Sering sekali aku merasakan saat sendiri seperti ini. Tapi akan ku coba sesuatu yang menarik dalam hidupku. Berpura-puta bahagia. Kenapa? Karna aku tak ingin mengecewakan siapapun. Sahabat, kerabat, teman dekat. Baik yang baru ku kenal atau yang sudah lebih awal ku kenal. Agar aku bisa menjadi sesuatu yang menarik aku selalu mencoba merayu-Nya mana tahu suatu saat nanti diri ini dapat bersenda gurau juga meski tidak dibawah atap ini. Tapi setidaknya aku akan merasakan bahagia. Ya, bahagia yang lebih dari ini bahagia yang diizinkanNYA. 
Aku asik dengan duniaku saat ini. Menyibukan diri agar tak terlihat begitu sedih. Aku tahu kalo aku merasakan sedih pasti semua jin busuk menertawakan ku. 
Aku malu. Aku berusaha untuk menahan diri. Namun lagi-lagi air mata ini menetes tak hingga. Suara terasa hilang . 
    "Demi ibu. Demi masa depanku. Aku bertahan untukmu ibu". Suaraku lirih nyaris tak terdengar. Aku selalu meyakinkan diriku. Sesungguhnya kata-kata itu jauh lebih mudah dari pada penata laksanaannya.
Tetap saja aku malu. Ingin rasanya ku hubungi salah satu sahabat-sahabatku. Tapi itulah rasa malu tadilah yang menguatkan ku. 
   "Assalamaualaikum mbak lagi apa?" Pesan WA telah ku layangkan ke salah satu teman dunia mayaku. Penegak ranting pohon. Mbak wahda. 
   "Waalaikunsalam.
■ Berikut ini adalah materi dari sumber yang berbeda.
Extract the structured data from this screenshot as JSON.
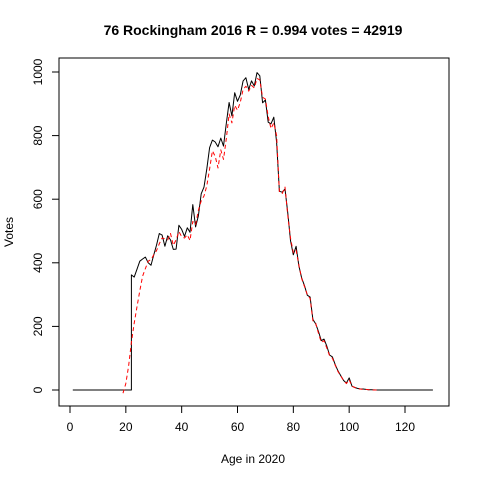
{
  "chart_data": {
    "type": "line",
    "title": "76 Rockingham 2016 R = 0.994 votes = 42919",
    "xlabel": "Age in 2020",
    "ylabel": "Votes",
    "xlim": [
      0,
      130
    ],
    "ylim": [
      0,
      1000
    ],
    "x_ticks": [
      0,
      20,
      40,
      60,
      80,
      100,
      120
    ],
    "y_ticks": [
      0,
      200,
      400,
      600,
      800,
      1000
    ],
    "grid": false,
    "legend": "none",
    "series": [
      {
        "style": "solid",
        "color": "#000000",
        "points": [
          [
            1,
            0
          ],
          [
            22,
            0
          ],
          [
            22,
            362
          ],
          [
            23,
            355
          ],
          [
            24,
            380
          ],
          [
            25,
            405
          ],
          [
            26,
            412
          ],
          [
            27,
            418
          ],
          [
            28,
            400
          ],
          [
            29,
            392
          ],
          [
            30,
            425
          ],
          [
            31,
            455
          ],
          [
            32,
            492
          ],
          [
            33,
            487
          ],
          [
            34,
            452
          ],
          [
            35,
            485
          ],
          [
            36,
            472
          ],
          [
            37,
            442
          ],
          [
            38,
            443
          ],
          [
            39,
            518
          ],
          [
            40,
            505
          ],
          [
            41,
            483
          ],
          [
            42,
            510
          ],
          [
            43,
            496
          ],
          [
            44,
            583
          ],
          [
            45,
            513
          ],
          [
            46,
            548
          ],
          [
            47,
            617
          ],
          [
            48,
            638
          ],
          [
            49,
            695
          ],
          [
            50,
            762
          ],
          [
            51,
            786
          ],
          [
            52,
            780
          ],
          [
            53,
            765
          ],
          [
            54,
            792
          ],
          [
            55,
            767
          ],
          [
            56,
            838
          ],
          [
            57,
            904
          ],
          [
            58,
            862
          ],
          [
            59,
            935
          ],
          [
            60,
            908
          ],
          [
            61,
            928
          ],
          [
            62,
            972
          ],
          [
            63,
            982
          ],
          [
            64,
            945
          ],
          [
            65,
            972
          ],
          [
            66,
            956
          ],
          [
            67,
            998
          ],
          [
            68,
            988
          ],
          [
            69,
            903
          ],
          [
            70,
            912
          ],
          [
            71,
            842
          ],
          [
            72,
            837
          ],
          [
            73,
            858
          ],
          [
            74,
            780
          ],
          [
            75,
            625
          ],
          [
            76,
            622
          ],
          [
            77,
            632
          ],
          [
            78,
            556
          ],
          [
            79,
            470
          ],
          [
            80,
            425
          ],
          [
            81,
            452
          ],
          [
            82,
            390
          ],
          [
            83,
            352
          ],
          [
            84,
            328
          ],
          [
            85,
            298
          ],
          [
            86,
            292
          ],
          [
            87,
            222
          ],
          [
            88,
            208
          ],
          [
            89,
            184
          ],
          [
            90,
            155
          ],
          [
            91,
            160
          ],
          [
            92,
            138
          ],
          [
            93,
            110
          ],
          [
            94,
            104
          ],
          [
            95,
            80
          ],
          [
            96,
            60
          ],
          [
            97,
            45
          ],
          [
            98,
            30
          ],
          [
            99,
            22
          ],
          [
            100,
            38
          ],
          [
            101,
            12
          ],
          [
            102,
            8
          ],
          [
            103,
            5
          ],
          [
            104,
            3
          ],
          [
            105,
            3
          ],
          [
            106,
            2
          ],
          [
            107,
            1
          ],
          [
            108,
            1
          ],
          [
            110,
            0
          ],
          [
            130,
            0
          ]
        ]
      },
      {
        "style": "dashed",
        "color": "#ff0000",
        "points": [
          [
            19,
            -10
          ],
          [
            20,
            20
          ],
          [
            21,
            75
          ],
          [
            22,
            150
          ],
          [
            23,
            210
          ],
          [
            24,
            262
          ],
          [
            25,
            312
          ],
          [
            26,
            358
          ],
          [
            27,
            382
          ],
          [
            28,
            405
          ],
          [
            29,
            410
          ],
          [
            30,
            425
          ],
          [
            31,
            438
          ],
          [
            32,
            460
          ],
          [
            33,
            478
          ],
          [
            34,
            475
          ],
          [
            35,
            472
          ],
          [
            36,
            492
          ],
          [
            37,
            455
          ],
          [
            38,
            472
          ],
          [
            39,
            498
          ],
          [
            40,
            482
          ],
          [
            41,
            478
          ],
          [
            42,
            488
          ],
          [
            43,
            470
          ],
          [
            44,
            530
          ],
          [
            45,
            520
          ],
          [
            46,
            565
          ],
          [
            47,
            595
          ],
          [
            48,
            610
          ],
          [
            49,
            642
          ],
          [
            50,
            695
          ],
          [
            51,
            752
          ],
          [
            52,
            735
          ],
          [
            53,
            698
          ],
          [
            54,
            755
          ],
          [
            55,
            725
          ],
          [
            56,
            790
          ],
          [
            57,
            868
          ],
          [
            58,
            840
          ],
          [
            59,
            895
          ],
          [
            60,
            880
          ],
          [
            61,
            905
          ],
          [
            62,
            945
          ],
          [
            63,
            955
          ],
          [
            64,
            940
          ],
          [
            65,
            958
          ],
          [
            66,
            950
          ],
          [
            67,
            980
          ],
          [
            68,
            975
          ],
          [
            69,
            920
          ],
          [
            70,
            915
          ],
          [
            71,
            860
          ],
          [
            72,
            822
          ],
          [
            73,
            840
          ],
          [
            74,
            800
          ],
          [
            75,
            622
          ],
          [
            76,
            618
          ],
          [
            77,
            638
          ],
          [
            78,
            548
          ],
          [
            79,
            478
          ],
          [
            80,
            432
          ],
          [
            81,
            440
          ],
          [
            82,
            392
          ],
          [
            83,
            350
          ],
          [
            84,
            325
          ],
          [
            85,
            300
          ],
          [
            86,
            288
          ],
          [
            87,
            218
          ],
          [
            88,
            210
          ],
          [
            89,
            178
          ],
          [
            90,
            150
          ],
          [
            91,
            155
          ],
          [
            92,
            132
          ],
          [
            93,
            108
          ],
          [
            94,
            100
          ],
          [
            95,
            78
          ],
          [
            96,
            58
          ],
          [
            97,
            44
          ],
          [
            98,
            30
          ],
          [
            99,
            20
          ],
          [
            100,
            32
          ],
          [
            101,
            12
          ],
          [
            102,
            8
          ],
          [
            103,
            5
          ],
          [
            104,
            3
          ],
          [
            105,
            2
          ],
          [
            106,
            2
          ],
          [
            107,
            1
          ],
          [
            108,
            0
          ],
          [
            110,
            0
          ]
        ]
      }
    ]
  }
}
Lagi istiraht aja. Kamu?" Hatiku makin teriris saat menyapanya ditengah ia sedang ingin beristirahat. 
    "Aku lagi sedih mbak. Sebel sih tepatnya". Air mataku semakin menjadi-jadi derasnya.
    "Sebel kenapa?" Tanyanya di pesan itu. 
    "Aku habis dibentak bapak karna aku bilang jangan minum teh pakai es batu"
    "Jangan marah sama bapak ya sayang. Do'akan saja bapak semoga sehat selalu". Balasannya kali ini sangat mengetuk hatiku. Yang tadinya sempat marah. Perlahan amarah itu luntur bersama air mata yang mengalir indah dipipi. 
Aku mencoba menulis cerpen ini dengan sebaik mugkin. Seandainya gadget ini seperti kertas ku rasa sudah basah kupup. Rembesan air mata ini biasanya membuat kertas yang sering ku gunakan keriput. 
Demi bunda dan kedua orangtua. Aku ikhlas menjadi anak pertama. Indah cinta yang ku laluii dengan segala kepura-puraanku. Mencoba menari diatas duri yang semakin diinjakkan semakin sakit. Dan jika dilepaskan pasti membekas. 
YaAllah .. Rasanya ingin sekali aku mencoba terbang kesana kemari hanya untuk menghiburkan diri
Untukmu bunda ku tunjukan segala kekuatan ku.
Untukmu bunda ku berjanji bakal menjadi perempuan shaliha yang Dia inginkan.
Dan untukmu bunda terimakasih . 
Kali ini tangisku pecah. Kali ini juga iman ku butub penyegaran karna telah lemah. Dan kali ini bintang itu redup.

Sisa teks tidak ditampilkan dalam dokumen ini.